Pensionsrückstellungen werden dabei als Fremdkapital mit ihrem realistischen Wert berücksichtigt. Dies führt zu verschlechterten Kreditkonditionen aufgrund des schlechteren Ratings infolge des erhöhten Kreditrisikos.

Durch Auslagerungen von Pensionszusagen verbessert. Damit lässt sich das Kreditrisiko mindern.

Risiken beim Verkauf des Unternehmens

Nur wenige Käufer eines Unternehmens sind verständlicherweise bereit, ungewisse Verbindlichkeiten zu übernehmen. Die Finanzierungsbelastung einer PZ ist ungewiss, da sie von unvorhersehbaren biometrischen (z. B. Langlebigkeit) Risiken abhängt.

Außerdem reduziert der Ausweis von Pensionsverpflichtungen in der Bilanz den Verkaufswert.

Der bisherige Inhaber möchte deshalb vor Verkauf eine Ablösung / Ausgliederung der Pensionsverpflichtungen vornehmen..  Nur so kann er einen Käufer finden und einen angemessenen Kaufpreis erzielen.

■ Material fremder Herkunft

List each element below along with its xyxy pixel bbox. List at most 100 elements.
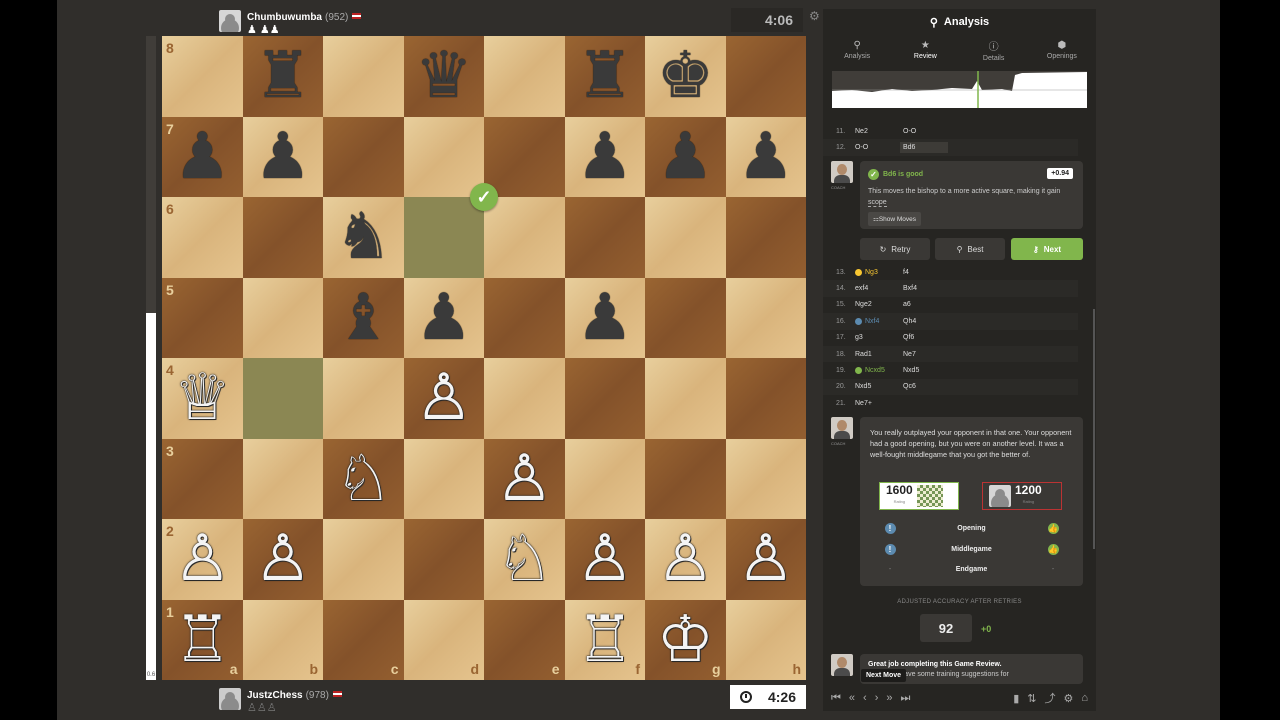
- square-g5[interactable]: [645, 277, 726, 358]
- square-e6[interactable]: [484, 197, 565, 278]
- chess-board[interactable]: 8 ♜ ♛ ♜ ♚ 7 ♟ ♟ ♟ ♟ ♟ 6 ♞ ✓ 5 ♝ ♟ ♟ 4 ♕ ♙ 3 ♘ ♙ 2 ♙ ♙ ♘ ♙ ♙ ♙ 1 a ♖ b c d e f ♖…: [162, 36, 806, 680]
- next-move-icon[interactable]: ›: [875, 692, 879, 704]
- white-move[interactable]: Ncxd5: [855, 367, 903, 375]
- white-move[interactable]: Rad1: [855, 351, 903, 358]
- square-f2[interactable]: ♙: [564, 519, 645, 600]
- black-pawn-piece[interactable]: ♟: [415, 286, 472, 350]
- tab-details[interactable]: ⓘ Details: [960, 35, 1028, 65]
- square-b6[interactable]: [242, 197, 323, 278]
- square-g3[interactable]: [645, 438, 726, 519]
- evaluation-graph[interactable]: [832, 71, 1087, 108]
- square-b3[interactable]: [242, 438, 323, 519]
- black-rook-piece[interactable]: ♜: [254, 44, 311, 108]
- square-c7[interactable]: [323, 116, 404, 197]
- square-c5[interactable]: ♝: [323, 277, 404, 358]
- square-d2[interactable]: [403, 519, 484, 600]
- square-e2[interactable]: ♘: [484, 519, 565, 600]
- square-d1[interactable]: d: [403, 599, 484, 680]
- square-c6[interactable]: ♞: [323, 197, 404, 278]
- black-knight-piece[interactable]: ♞: [335, 205, 392, 269]
- black-queen-piece[interactable]: ♛: [415, 44, 472, 108]
- square-d5[interactable]: ♟: [403, 277, 484, 358]
- square-b4[interactable]: [242, 358, 323, 439]
- white-move[interactable]: Nxf4: [855, 317, 903, 325]
- square-h4[interactable]: [725, 358, 806, 439]
- square-d7[interactable]: [403, 116, 484, 197]
- white-knight-piece[interactable]: ♘: [335, 447, 392, 511]
- square-d6[interactable]: ✓: [403, 183, 498, 278]
- best-button[interactable]: ⚲ Best: [935, 238, 1005, 260]
- black-pawn-piece[interactable]: ♟: [576, 286, 633, 350]
- square-g8[interactable]: ♚: [645, 36, 726, 117]
- black-move[interactable]: Qf6: [903, 334, 951, 341]
- black-move[interactable]: Bxf4: [903, 285, 951, 292]
- square-b5[interactable]: [242, 277, 323, 358]
- white-move[interactable]: Nge2: [855, 301, 903, 308]
- white-queen-piece[interactable]: ♕: [174, 366, 231, 430]
- square-h6[interactable]: [725, 197, 806, 278]
- white-move[interactable]: O-O: [855, 144, 903, 151]
- bottom-player-name[interactable]: JustzChess: [247, 690, 303, 701]
- white-pawn-piece[interactable]: ♙: [657, 527, 714, 591]
- square-f3[interactable]: [564, 438, 645, 519]
- white-pawn-piece[interactable]: ♙: [576, 527, 633, 591]
- square-b2[interactable]: ♙: [242, 519, 323, 600]
- square-d3[interactable]: [403, 438, 484, 519]
- square-a7[interactable]: 7 ♟: [162, 116, 243, 197]
- white-move[interactable]: exf4: [855, 285, 903, 292]
- square-g1[interactable]: g ♔: [645, 599, 726, 680]
- square-a3[interactable]: 3: [162, 438, 243, 519]
- square-h7[interactable]: ♟: [725, 116, 806, 197]
- tab-analysis[interactable]: ⚲ Analysis: [823, 35, 891, 65]
- square-e8[interactable]: [484, 36, 565, 117]
- show-moves-button[interactable]: ⚏Show Moves: [868, 212, 922, 226]
- prev-move-icon[interactable]: ‹: [863, 692, 867, 704]
- black-pawn-piece[interactable]: ♟: [657, 125, 714, 189]
- bottom-player-avatar[interactable]: [219, 688, 241, 710]
- square-h1[interactable]: h: [725, 599, 806, 680]
- panel-scrollbar[interactable]: [1093, 309, 1095, 549]
- square-a4[interactable]: 4 ♕: [162, 358, 243, 439]
- black-move[interactable]: O-O: [903, 128, 951, 135]
- square-d8[interactable]: ♛: [403, 36, 484, 117]
- share-icon[interactable]: ⤴: [1044, 690, 1055, 706]
- square-f5[interactable]: ♟: [564, 277, 645, 358]
- square-h8[interactable]: [725, 36, 806, 117]
- square-f6[interactable]: [564, 197, 645, 278]
- white-move[interactable]: Nxd5: [855, 383, 903, 390]
- black-pawn-piece[interactable]: ♟: [576, 125, 633, 189]
- square-e4[interactable]: [484, 358, 565, 439]
- square-h3[interactable]: [725, 438, 806, 519]
- square-b8[interactable]: ♜: [242, 36, 323, 117]
- selected-black-move[interactable]: Bd6: [900, 142, 948, 154]
- square-h2[interactable]: ♙: [725, 519, 806, 600]
- next-button[interactable]: ⚷ Next: [1011, 238, 1083, 260]
- square-h5[interactable]: [725, 277, 806, 358]
- square-g4[interactable]: [645, 358, 726, 439]
- retry-button[interactable]: ↻ Retry: [860, 238, 930, 260]
- white-pawn-piece[interactable]: ♙: [737, 527, 794, 591]
- square-f4[interactable]: [564, 358, 645, 439]
- last-move-icon[interactable]: ⏭: [901, 692, 911, 705]
- square-b1[interactable]: b: [242, 599, 323, 680]
- black-bishop-piece[interactable]: ♝: [335, 286, 392, 350]
- flip-board-icon[interactable]: ⇅: [1027, 692, 1036, 705]
- black-move[interactable]: Qh4: [903, 318, 951, 325]
- square-a2[interactable]: 2 ♙: [162, 519, 243, 600]
- black-move[interactable]: a6: [903, 301, 951, 308]
- white-move[interactable]: g3: [855, 334, 903, 341]
- white-knight-piece[interactable]: ♘: [496, 527, 553, 591]
- white-king-piece[interactable]: ♔: [657, 608, 714, 672]
- square-c1[interactable]: c: [323, 599, 404, 680]
- tab-review[interactable]: ★ Review: [891, 35, 959, 65]
- square-d4[interactable]: ♙: [403, 358, 484, 439]
- square-f1[interactable]: f ♖: [564, 599, 645, 680]
- top-player-name[interactable]: Chumbuwumba: [247, 12, 322, 23]
- black-move[interactable]: f4: [903, 269, 951, 276]
- square-c3[interactable]: ♘: [323, 438, 404, 519]
- square-g7[interactable]: ♟: [645, 116, 726, 197]
- square-e7[interactable]: [484, 116, 565, 197]
- top-player-avatar[interactable]: [219, 10, 241, 32]
- square-a5[interactable]: 5: [162, 277, 243, 358]
- forward-five-icon[interactable]: »: [886, 692, 892, 704]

Insolvenzrisiko / Insolvenzrechtliche Sicherung

Versorgungsleistungen werden durch den PSVaG nur abgesichert, wenn der Versorgungsberechtigte in den Regelungsbereich des (BetrAVG) fällt. GGF, die arbeitsrechtlich beherrschend sind, gehören nicht zum sicherungspflichtigen Personenkreis. Wussten Sie das?

Deshalb werden die Rückdeckungsanlagen meist an den GGF verpfändet. Hierbei muss streng darauf geachtet werden, dass alle rechtlichen Voraussetzungen  für eine wirksame Verpfändung erfüllt sind:

  • Abschluss einer Verpfändungsvereinbarung
  • genaue Bezeichnung des Pfandgutes
  • Anzeige der Verpfändung an den Schuldner mit gesonderter Erklärung
  • wirksamer Gesellschafterbeschluss zur Pfandrechtsbestellung

Daraus ergibt sich z. B., dass bewusst oder unbewusst durch eine Unterbewertung der PZ mit dem steuerlichen Teilwert eine Überschuldung des Unternehmens verschleiert worden sein kann. Doch durch Umstellung auf eine Marktnahe Bewertung der PZ nach den Vorschriften des BilMoG können sich Überraschungen mit ggf. insolvenzrechtlichen Folgen ergeben.

steuerrechtliche Risiken

Auflagen durch Gesetz, Rechtsprechung und Finanzverwaltungen zur Anerkennung von PZ (Bilanz – und körperschaftssteuerlich) z. B.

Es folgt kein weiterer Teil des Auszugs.